Our engineering intern Chris Brewer, a senior at Appalachian State University, recently collaborated with TriMech's application engineers to bring a design studio project to life with 3D printing.
Designing a Solution:
Anybody who has ever done laundry using liquid laundry detergent (rather than the new pods) understands how frustrating and messy it is to carefully and cleanly dispense liquid laundry detergent. As an industrial engineering student, Chris designed a three-part solution that made it easier to accurately measure, cleanly dispense and store your detergent using the traditional laundry bottle.
Chris was encouraged to take a fresh look at his design from sophomore year. With new eyes, he imported his original design into SOLIDWORKS, where he began the process of re-engineering the part. It was a win-win because Chris had the chance to familiarize himself with SOLIDWORKS while updating his old Rhino model.
Original Design Modeled in Rhino
Integrating SOLIDWORKS and solidThinking Inspire 2016:
After creating the SOLIDWORKS file, Chris started working in another program by solidThinking called Inspire. The main function of Inspire is to perform analyses on a model and then subtract material that isn’t needed. This feature supports and ecourages additive manufacturing.
Once the user highlights important parts of the design that can’t be changed, he/she can add weight and pressure forces to simulate forces experienced in reality. The program will take it from there. Finally, after excess material has been removed, the user is left with a very rough shape with many holes. This perspective moved Chris to think about his project in a new way.
Inspire then allows users to go in with CAD software and re-render their design based on this rough shape with the goal of creating something more organic and smooth. Ultimately, Inspire produces a shape to trace. It's important to keep in mind that if you have multiple working parts, you will want to work this back into your model in SOLIDWORKS.
Initial Inspire Model (left), 1st Generation Model (center), 2nd Generation Model (right)
After rendering a smoother model in Inspire, Chris imported the design file into SOLIDWORKS, looking at the different ways the lofts could work and the ways in which the pieces could connect. His main concern was how they were going to look with the parts he couldn’t change. During the design process, there was a base block that supported the design for this device, and he wanted this new organic part to look like it fit with the block and like they weren't just add-on pieces like Inspire originally generated.
"My main goal of working with Inspire on this project was to create something that could only be 3D printed. I wanted a very organic, functional piece that could only be produced one way," said Chris.
Testing Prints with MakerBot:
Designing for 3D Printing:
Once he had completed all necessary testing, Chris sat down with one of TriMech's engineers to check the functionality and ensure it could be printed. It was important to Chris that the pieces were printed in such a way that they wouldn’t sacrifice the functionality of the model.
Designing for 3D printing is similar to designing for any form of manufacturing, but requires you to think in an additive vs. subtractive mindset. 3D printed parts can be made lighter, thinner and incorporate complex geometries.

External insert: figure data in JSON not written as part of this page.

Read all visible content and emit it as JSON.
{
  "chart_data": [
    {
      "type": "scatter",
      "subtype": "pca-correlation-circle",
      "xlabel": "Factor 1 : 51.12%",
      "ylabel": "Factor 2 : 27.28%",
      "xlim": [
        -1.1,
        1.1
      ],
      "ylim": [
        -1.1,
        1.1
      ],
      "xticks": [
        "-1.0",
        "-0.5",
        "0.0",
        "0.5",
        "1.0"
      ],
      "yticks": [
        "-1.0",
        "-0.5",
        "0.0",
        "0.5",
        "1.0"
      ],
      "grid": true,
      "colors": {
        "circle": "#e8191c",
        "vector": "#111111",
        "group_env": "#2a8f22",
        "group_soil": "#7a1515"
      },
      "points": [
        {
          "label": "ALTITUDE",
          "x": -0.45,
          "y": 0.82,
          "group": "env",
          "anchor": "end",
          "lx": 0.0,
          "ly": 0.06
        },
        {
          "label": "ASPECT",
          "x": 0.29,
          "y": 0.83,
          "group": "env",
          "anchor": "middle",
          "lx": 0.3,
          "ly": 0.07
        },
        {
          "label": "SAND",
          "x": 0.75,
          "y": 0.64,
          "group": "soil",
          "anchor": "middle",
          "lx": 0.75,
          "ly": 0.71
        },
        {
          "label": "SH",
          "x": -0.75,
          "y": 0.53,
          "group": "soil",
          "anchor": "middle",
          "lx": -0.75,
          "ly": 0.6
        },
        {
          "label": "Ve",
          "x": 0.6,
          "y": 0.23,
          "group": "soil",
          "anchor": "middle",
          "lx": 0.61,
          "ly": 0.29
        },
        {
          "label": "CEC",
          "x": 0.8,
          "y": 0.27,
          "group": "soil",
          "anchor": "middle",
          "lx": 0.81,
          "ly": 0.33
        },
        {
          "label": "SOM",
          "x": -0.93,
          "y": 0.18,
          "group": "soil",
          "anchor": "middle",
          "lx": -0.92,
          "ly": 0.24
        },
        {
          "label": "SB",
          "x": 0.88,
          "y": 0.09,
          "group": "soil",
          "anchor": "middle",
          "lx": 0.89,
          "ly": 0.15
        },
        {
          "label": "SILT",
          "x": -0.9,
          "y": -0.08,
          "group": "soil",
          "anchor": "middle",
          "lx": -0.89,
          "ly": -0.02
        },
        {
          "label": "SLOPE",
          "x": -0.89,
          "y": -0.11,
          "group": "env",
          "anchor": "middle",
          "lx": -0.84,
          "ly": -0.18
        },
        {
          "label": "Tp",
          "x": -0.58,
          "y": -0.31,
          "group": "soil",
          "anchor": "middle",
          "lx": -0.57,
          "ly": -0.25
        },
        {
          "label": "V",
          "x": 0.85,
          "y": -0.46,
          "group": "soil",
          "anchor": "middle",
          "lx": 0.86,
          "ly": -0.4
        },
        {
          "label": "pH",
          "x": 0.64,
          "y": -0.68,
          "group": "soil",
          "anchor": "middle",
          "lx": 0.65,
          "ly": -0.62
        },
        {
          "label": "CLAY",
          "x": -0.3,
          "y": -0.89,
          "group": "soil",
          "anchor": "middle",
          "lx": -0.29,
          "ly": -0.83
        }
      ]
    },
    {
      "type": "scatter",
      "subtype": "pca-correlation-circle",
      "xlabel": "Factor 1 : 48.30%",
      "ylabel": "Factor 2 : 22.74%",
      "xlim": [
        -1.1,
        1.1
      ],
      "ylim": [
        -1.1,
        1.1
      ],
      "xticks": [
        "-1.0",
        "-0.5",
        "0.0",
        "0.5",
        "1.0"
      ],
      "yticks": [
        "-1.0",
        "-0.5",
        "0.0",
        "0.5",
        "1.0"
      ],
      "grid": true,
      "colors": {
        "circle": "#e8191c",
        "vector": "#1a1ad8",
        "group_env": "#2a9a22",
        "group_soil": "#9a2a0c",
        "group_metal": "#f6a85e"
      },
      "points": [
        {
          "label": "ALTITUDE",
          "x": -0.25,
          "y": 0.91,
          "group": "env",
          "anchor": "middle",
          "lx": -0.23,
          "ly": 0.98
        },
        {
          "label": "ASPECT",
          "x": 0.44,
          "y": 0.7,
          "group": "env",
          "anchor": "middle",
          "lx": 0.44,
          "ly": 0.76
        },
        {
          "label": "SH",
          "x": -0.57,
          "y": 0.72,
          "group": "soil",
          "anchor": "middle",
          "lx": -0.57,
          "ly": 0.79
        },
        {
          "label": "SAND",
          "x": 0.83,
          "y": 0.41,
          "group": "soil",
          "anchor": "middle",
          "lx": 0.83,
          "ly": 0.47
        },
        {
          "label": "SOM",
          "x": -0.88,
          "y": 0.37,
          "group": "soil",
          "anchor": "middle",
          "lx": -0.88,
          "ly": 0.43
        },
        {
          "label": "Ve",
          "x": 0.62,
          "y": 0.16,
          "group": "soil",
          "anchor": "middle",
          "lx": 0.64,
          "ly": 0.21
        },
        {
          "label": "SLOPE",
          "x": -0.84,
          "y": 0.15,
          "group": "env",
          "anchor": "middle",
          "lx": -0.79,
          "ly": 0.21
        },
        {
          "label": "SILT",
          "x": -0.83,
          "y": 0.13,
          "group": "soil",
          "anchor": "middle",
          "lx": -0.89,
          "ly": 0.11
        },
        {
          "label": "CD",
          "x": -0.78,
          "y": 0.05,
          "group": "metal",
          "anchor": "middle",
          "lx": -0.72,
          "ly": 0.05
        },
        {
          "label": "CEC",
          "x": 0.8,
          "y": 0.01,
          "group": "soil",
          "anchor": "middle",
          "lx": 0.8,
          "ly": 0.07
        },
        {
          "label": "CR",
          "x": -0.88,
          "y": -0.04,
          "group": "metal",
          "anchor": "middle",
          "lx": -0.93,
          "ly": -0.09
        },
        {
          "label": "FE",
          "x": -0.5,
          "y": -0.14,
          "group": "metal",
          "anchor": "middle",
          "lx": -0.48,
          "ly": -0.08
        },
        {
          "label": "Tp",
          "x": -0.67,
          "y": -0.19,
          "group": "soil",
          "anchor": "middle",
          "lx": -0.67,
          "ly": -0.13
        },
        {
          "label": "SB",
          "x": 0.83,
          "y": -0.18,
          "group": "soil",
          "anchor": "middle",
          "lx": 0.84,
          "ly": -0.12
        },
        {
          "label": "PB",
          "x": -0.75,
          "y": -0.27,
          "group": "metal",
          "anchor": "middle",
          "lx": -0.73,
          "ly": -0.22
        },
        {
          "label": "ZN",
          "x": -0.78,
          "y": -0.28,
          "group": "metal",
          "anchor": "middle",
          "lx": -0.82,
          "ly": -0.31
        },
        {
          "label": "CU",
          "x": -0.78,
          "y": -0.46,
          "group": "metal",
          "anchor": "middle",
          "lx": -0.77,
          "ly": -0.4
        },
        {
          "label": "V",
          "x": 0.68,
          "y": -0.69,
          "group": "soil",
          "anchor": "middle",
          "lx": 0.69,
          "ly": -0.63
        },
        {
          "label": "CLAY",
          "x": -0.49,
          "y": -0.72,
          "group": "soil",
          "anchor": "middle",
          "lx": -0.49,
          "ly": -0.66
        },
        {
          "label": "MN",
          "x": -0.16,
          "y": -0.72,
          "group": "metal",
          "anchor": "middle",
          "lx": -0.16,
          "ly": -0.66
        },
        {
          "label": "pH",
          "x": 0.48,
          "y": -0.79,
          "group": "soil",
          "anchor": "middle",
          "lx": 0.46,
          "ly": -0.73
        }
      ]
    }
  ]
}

Having the ability to 3D print some parts in one piece out of different materials can eliminate assembly requirements.
|Non-Processed 3D Print Assembled||Pieces Before Finishing|
Revisiting Final Thoughts:
Chris told us that Inspire taught him to think about his design differently. Not only was he able to see what he created from a new perspective, but he was able to re-imagine the future possibilities for his design. Within solidThinking's Inspire software, the ability to add and subtract material lead to a new streamlined concept that Chris couldn’t have imagined his new design without. 3D printing and new CAD software allowed his original vision to grow and evolve from his studio design course.
Final 3D printed model. The large white vessel was printed on the Stratasys Fortus 450 from ASA, a material with high mechanical strength and UV stability. To achieve the glossy white finish, the model was sanded and painted in a spray booth. The ball and cap were printed on a Stratasys Connex3 with VeroClear and Tango materials. The PolyJet parts required no post-processing.
How it works:
The concept is the same as a tea or coffee pot. Press up on the ball releasing liquid through the cap's valve. Using the lines to measure the amount of laundry detergent and throw the ball in to the washer. The detergent leaks out through the vents in the top, and the ball is cleaned with the clothes. Once used, simply return back to holder until the next wash.